Collect publications from a website by creating a "scraping bot" type source

User Role: Administrator, Explorer Duration: 30 min Objective: Learn how to properly create a bot builder

Use case

The "scraping bot" is a targeted collection robot dedicated to pages and websites.

It tracks new information available on a fixed URL and optionally on URLs located at a depth level of the fixed URL.

Many websites created with the help of a CMS show previews of articles on a fixed URL, but offer the entirety of these articles on dynamic URLs.

Dynamic URLs are generally accessible by clicking on a link of the type "Read more".
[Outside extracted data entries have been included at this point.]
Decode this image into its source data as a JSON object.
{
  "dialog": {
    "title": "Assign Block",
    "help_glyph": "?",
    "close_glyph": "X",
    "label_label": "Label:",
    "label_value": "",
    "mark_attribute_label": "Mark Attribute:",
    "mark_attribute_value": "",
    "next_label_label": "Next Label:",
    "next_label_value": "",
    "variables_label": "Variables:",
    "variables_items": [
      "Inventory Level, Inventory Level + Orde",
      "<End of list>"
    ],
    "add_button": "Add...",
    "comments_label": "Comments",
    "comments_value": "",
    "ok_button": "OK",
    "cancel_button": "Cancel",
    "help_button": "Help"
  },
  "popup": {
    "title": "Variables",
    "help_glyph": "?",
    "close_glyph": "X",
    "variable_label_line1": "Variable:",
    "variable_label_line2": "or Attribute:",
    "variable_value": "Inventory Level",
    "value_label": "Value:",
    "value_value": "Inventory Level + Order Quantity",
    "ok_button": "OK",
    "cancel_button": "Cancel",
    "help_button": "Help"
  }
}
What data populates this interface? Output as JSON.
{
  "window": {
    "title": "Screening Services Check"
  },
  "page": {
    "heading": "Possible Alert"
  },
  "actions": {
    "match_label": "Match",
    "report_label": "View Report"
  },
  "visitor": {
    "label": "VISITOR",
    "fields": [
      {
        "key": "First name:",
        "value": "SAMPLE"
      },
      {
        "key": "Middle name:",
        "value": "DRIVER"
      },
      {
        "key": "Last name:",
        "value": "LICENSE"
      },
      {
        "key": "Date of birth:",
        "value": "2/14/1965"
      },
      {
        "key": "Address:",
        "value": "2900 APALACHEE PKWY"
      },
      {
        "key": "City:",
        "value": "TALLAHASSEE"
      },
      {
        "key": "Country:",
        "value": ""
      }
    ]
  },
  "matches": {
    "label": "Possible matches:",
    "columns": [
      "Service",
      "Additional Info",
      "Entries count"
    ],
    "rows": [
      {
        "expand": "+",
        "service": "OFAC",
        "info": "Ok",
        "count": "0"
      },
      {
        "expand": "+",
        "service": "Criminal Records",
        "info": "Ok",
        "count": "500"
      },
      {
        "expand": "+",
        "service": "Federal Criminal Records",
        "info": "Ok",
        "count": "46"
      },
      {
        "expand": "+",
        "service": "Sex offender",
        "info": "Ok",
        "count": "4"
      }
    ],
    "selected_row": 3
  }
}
A dynamic URL is a different URL for each article, e.g. with the date or the title of the publication, which cannot be guessed in advance.

 

General functioning of the Cikisi scraping bot

  • On the fixed URL, corresponding to the first level, the robot will collect information related to different articles
    • At least the title of the article and the link to the full article, often the description and the date of publication, sometimes the image of the article
    • The fixed URL is the one to be added first in the robot creation form
  • On the so-called dynamic URLs, corresponding to the second level, the robot will collect information to complete the information already associated with the different articles
    • Often the full content of the article

Type 1 is by far the most frequent case.

 

Robot configuration

It is necessary to specify to Cikisi which parts of the web pages to associate with which fields (title, image, description, etc.).

It is therefore necessary to define selectors that are nothing more than HTML tags.
Note that web pages using Javascript (which is becoming rare) cannot be collected with this type of robot

Step 1 - Choosing a method to define selectors
The configuration of the robot can be done in two ways:

  • Via the interface visually representing the website by clicking on "Edit Selectors".
    • This configuration mode is ideal for people who do not have any knowledge of HTML language
    • The website to be monitored is represented within Cikisi (sort of iframe)
    • It allows to quickly select the useful areas of the web page with the mouse
      • These zones appear in yellow during the selection and in blue once the selection is done
      • When selecting, the "u" key allows you to select the upper zone (nesting)
    • Once defined, a selector can also be improved/corrected using the keyboard within an input field appearing in blue at the bottom of the screen
  • Via the input form by clicking on "Edit Selectors manually
    • This configuration mode is ideal for people with a good knowledge of HTML
    • It is the only possible option if the website refuses to be represented in Cikisi (in this case you are facing a blank page)

 

Step 2 - Definition of the "Wrapper" selector

The "wrapper" is the most important selector, without it the configuration cannot be done.

As "wrapper" you have to define the area of the web page that contains ONE AND ONLY ONE article.
In other words, within the "wrapper" you can never find two different articles.
In the same way, all the 1st level fields of the same article (title, description, etc.) must be found within this "wrapper".

 

Step 3 - Choosing selectors at the 1st or 2nd level

Whether it is within the interface representing the website or within the form, you can move the selectors from the first to the second level (and vice versa) using a "drag and drop". So if the date is not present on the first level, then drag this selector to the second level.

We recommend that you always take the information from the first level if it is available there.

 

Step 4 - Advanced Options

 

Close pop-up windows

Use "close pop-up modal" if your robot cannot access a level because a modal window appears above the content (example: "Subscribe" or "Accept cookies" window).

 

Anti "bot detection

Use the "Use US proxy" option in the creation form if your collection robot is blocked by the site. In 80% of the cases, the use of Cikisi's residential proxy allows you to bypass the bot detection system set up by the site.